The patients were drawn from an FDA database of more than 2.5 million adverse drug reports dating back to 1968. The analysis of adverse effects found that the strongest association of gambling was with Mirapex. Five other anti-tremor drugs also showed elevated risks but Mirapex accounted for 58% of the reports.
The study is the second in less than a year to link Mirapex to compulsive gambling and the latest findings are consistent with earlier research conducted over the past several years.
In July 2005, a study conducted at the Mayo Clinic, was published in the Archives of Neurology, and identified 11 Parkinson's patients who developed a compulsive gambling problem while taking Mirapex or similar drugs between 2002 and 2004. Since the study was published, 14 additional patients have been identified with the problem, said Mayo psychiatrist, Dr M Leann Dodd, the lead author of the study.
Although a few patients took similar drugs, Dr Dodd said most of the gamblers were on Mirapex. They included a 68-year-old patient who gambled at casinos and lost more than $200,000 over 6 months, a patient who lost more than $60,000, and a 41-year-old computer programmer who took up gambling on the internet, and lost about $5,000 in a few months. All of the patients stopped gambling within a short time after treatment with the drug was discontinued.
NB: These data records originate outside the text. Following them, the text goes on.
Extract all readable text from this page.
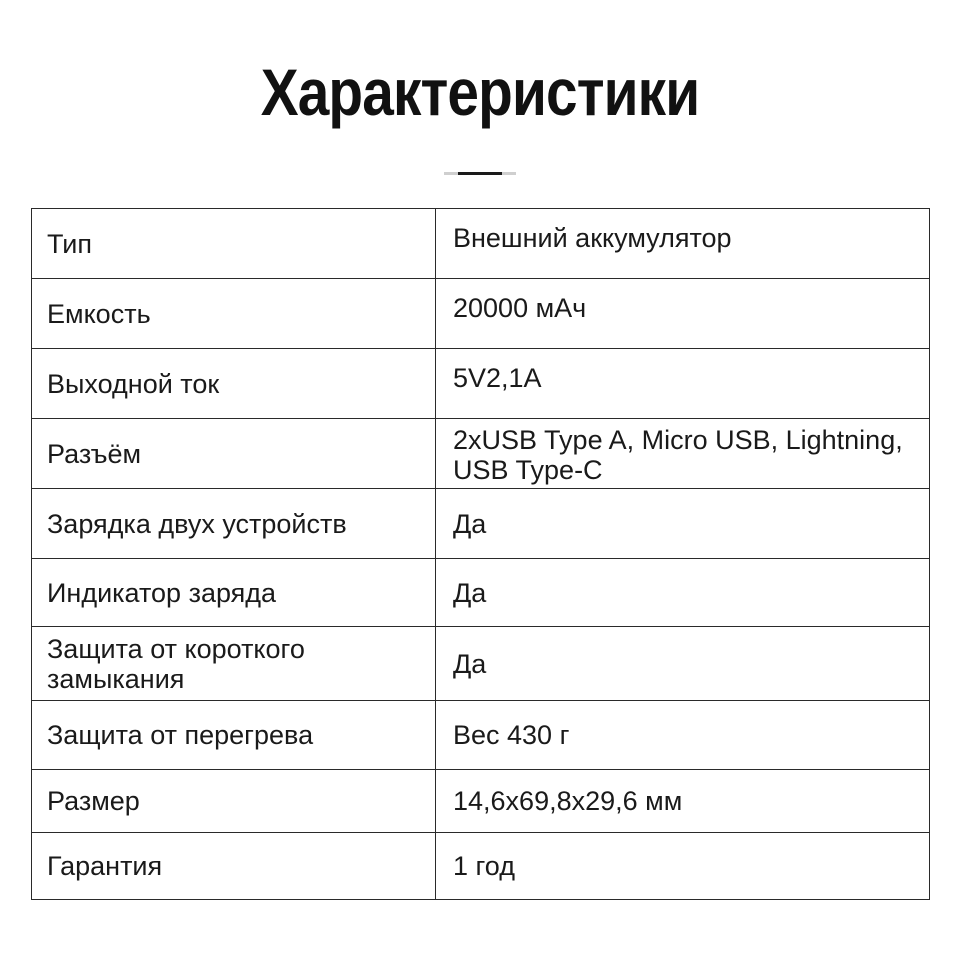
Характеристики
Тип	Внешний аккумулятор
Емкость	20000 мАч
Выходной ток	5V2,1A
Разъём	2xUSB Type A, Micro USB, Lightning, USB Type-C
Зарядка двух устройств	Да
Индикатор заряда	Да
Защита от короткого замыкания	Да
Защита от перегрева	Вес 430 г
Размер	14,6x69,8x29,6 мм
Гарантия	1 год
According to Dr Dodd, Mayo Clinic doctors now ask patients on the drugs whether they have taken up gambling. Those patients who have are switched to different drugs or doses, and the result is often dramatic, "like a light switch being turned off when they stopped the drug," Dr Dodd told the Associated Press on July 12, 2005.
Two of the patients who were switched to another drug required additional psychiatric treatment to quit gambling and one patient who withdrew from the program committed suicide after a relapse into gambling.
The study above, means that 1 out of the 11 patients committed suicide due to this problem, but according to Joe, "Most of the reporting on this situation has missed the real story."
"There have been many suicide attempts," he reports, "with God only knows how many of them successful."
"There have been countless bankruptcies, lost businesses, ruined professional careers, emptied retirement accounts," Joe says.
The gambling has devastating effects on families. "There has been a horrible toll in wrecked marriages, personal trust and relationships, and familial estrangement caused by this drug," he reports.
And Joe would know. He was a highly respected government employee trusted to work on intelligence-related issues for 25 years before he retired in 1999.
"I held an extremely responsible position, with a Top Secret clearance, at the Defense Department," Joe recounts, "and this drug turned me into a lying, thieving, duplicitous lout for two full years."
The FDA and drug makers have known about the gambling side effect for years. In the August 2003 issue of Neurology, Dr E Driver-Dunckley, Dr J Samanta, and Dr M Stacey published the results of a study in an article entitled “Pathological gambling associated with dopamine agonist therapy in Parkinson’s disease.”
That study found extreme cases of compulsive gambling in nine out of 1,884 patients, with 8 using Mirapex and one patient on the drug pergolide, another dopamine agonist drug.